Au sommet de la Maison radieuse, une école maternelle qui accueille une quarantaine d’élèves.

« Quand je suis arrivée à Rezé, j’ai cherché un logement où je n’allais pas rester six mois sans parler à mes voisins, raconte Anne Scotet, présidente de l’association des habitants de la Maison radieuse (AHMR). Bien sûr, l’appartement me plaisait, mais j’ai d’abord choisi d’y vivre car j’avais entendu parler du lien social et de la vie associative qui y existait. » Ouverture aux autres, partage, mixité sociale : en 2015, l’esprit qu’avait insufflé Le Corbusier à son projet persiste donc toujours. « On retrouve ici une vie de village d’autrefois, où les gens se connaissent tous et s’entraident ». Ce « village vertical » est pensé pour créer du lien entre les habitants : des locaux pour les activités collectives, un kiosque et un bureau de poste en rez-de-chaussée (aujourd’hui fermés), trois ascenseurs centraux incontournables où se croisent les habitants, un parc privé de 6 hectares… et l’école maternelle construite par la Ville et nichée sur le toit du bâtiment.

Des lendemains radieux ?

Son maintien est un enjeu primordial pour les habitants actuels. «Nous y sommes très attachés car elle est restée telle qu’à l’époque de sa conception, et, surtout, elle amène de la vie.
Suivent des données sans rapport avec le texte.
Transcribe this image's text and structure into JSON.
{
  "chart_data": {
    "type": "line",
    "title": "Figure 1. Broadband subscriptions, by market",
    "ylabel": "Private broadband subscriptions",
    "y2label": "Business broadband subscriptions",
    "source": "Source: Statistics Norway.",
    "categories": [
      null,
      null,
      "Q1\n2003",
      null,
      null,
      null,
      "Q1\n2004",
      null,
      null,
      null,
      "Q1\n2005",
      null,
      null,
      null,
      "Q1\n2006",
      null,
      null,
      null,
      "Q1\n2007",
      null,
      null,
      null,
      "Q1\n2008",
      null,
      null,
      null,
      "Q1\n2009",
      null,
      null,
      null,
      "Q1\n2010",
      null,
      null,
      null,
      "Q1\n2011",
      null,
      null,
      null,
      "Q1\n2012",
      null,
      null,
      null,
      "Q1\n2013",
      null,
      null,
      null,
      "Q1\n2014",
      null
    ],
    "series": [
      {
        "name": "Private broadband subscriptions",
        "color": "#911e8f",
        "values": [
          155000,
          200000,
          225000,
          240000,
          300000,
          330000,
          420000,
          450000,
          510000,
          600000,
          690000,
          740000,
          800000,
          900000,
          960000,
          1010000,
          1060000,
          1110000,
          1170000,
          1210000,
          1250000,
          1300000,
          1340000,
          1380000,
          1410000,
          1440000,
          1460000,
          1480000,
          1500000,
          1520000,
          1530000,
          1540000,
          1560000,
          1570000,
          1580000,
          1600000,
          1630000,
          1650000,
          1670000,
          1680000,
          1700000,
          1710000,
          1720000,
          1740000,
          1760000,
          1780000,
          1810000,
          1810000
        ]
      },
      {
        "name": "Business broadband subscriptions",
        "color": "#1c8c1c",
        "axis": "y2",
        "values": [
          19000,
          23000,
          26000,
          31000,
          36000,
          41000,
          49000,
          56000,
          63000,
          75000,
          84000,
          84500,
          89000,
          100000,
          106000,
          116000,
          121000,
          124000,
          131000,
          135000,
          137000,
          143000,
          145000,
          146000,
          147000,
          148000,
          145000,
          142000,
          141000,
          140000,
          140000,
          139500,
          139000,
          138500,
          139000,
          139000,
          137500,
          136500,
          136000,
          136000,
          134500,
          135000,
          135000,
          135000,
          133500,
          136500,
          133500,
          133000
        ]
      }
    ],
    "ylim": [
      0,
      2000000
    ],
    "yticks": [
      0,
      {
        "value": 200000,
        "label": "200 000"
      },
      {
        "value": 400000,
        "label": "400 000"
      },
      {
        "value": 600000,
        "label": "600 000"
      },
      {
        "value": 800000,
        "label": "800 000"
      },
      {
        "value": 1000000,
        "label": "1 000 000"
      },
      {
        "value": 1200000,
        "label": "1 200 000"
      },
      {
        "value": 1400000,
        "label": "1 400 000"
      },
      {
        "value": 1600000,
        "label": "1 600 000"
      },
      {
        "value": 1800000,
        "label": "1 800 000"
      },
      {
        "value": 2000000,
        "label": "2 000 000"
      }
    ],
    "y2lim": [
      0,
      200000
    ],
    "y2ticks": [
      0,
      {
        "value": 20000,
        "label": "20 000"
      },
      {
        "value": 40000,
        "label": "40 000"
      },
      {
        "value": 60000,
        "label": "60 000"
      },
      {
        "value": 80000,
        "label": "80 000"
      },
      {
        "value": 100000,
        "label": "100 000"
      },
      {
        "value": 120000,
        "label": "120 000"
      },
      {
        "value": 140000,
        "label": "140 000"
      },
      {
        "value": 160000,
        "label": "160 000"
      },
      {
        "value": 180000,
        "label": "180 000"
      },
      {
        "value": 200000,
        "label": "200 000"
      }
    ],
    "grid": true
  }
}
Mais sa pérennité est sans cesse remise en question », détaille Yvette Bourry, membre de l’AHMR. Autre enjeu, bien sûr, le maintien de l’école et toute cette vie sociale au sein du bâtiment. « 13 clubs existent aujourd’hui, qui vont de la photographie à l’apprentissage de l’espagnol.  Tous sont animés par des bénévoles, c’est fondamental. »

L’entretien d’un tel « paquebot » est difficile, les rénovations sont onéreuses et soumises à la surveillance de l’Architecte des bâtiments de France. Néanmoins, 60 ans après sa construction, les habitants ont toujours su rebondir et garder intacte l’âme de « leur Corbu », qui rayonne bien au-delà de ses murs. Avec une seule volonté, « que ça dure encore longtemps ».

* Nom donné par l’architecte aux couloirs desservant les appartements

« Ce village vertical est un vrai quartier qui regroupe toutes les valeurs portées par la ville de Rezé : l’humain, la mixité, le collectif et l’urbanisme qui laisse place à la nature.
La Cité radieuse est une source d’inspiration pour répondre à nos besoins contemporains d’accueil d’une population croissante dans notre agglomération. »

Dominique Poirout, adjointe déléguée au tourisme et aux quartiers Rezé-Hôtel de Ville, Trentremoult-les-Isles et Château.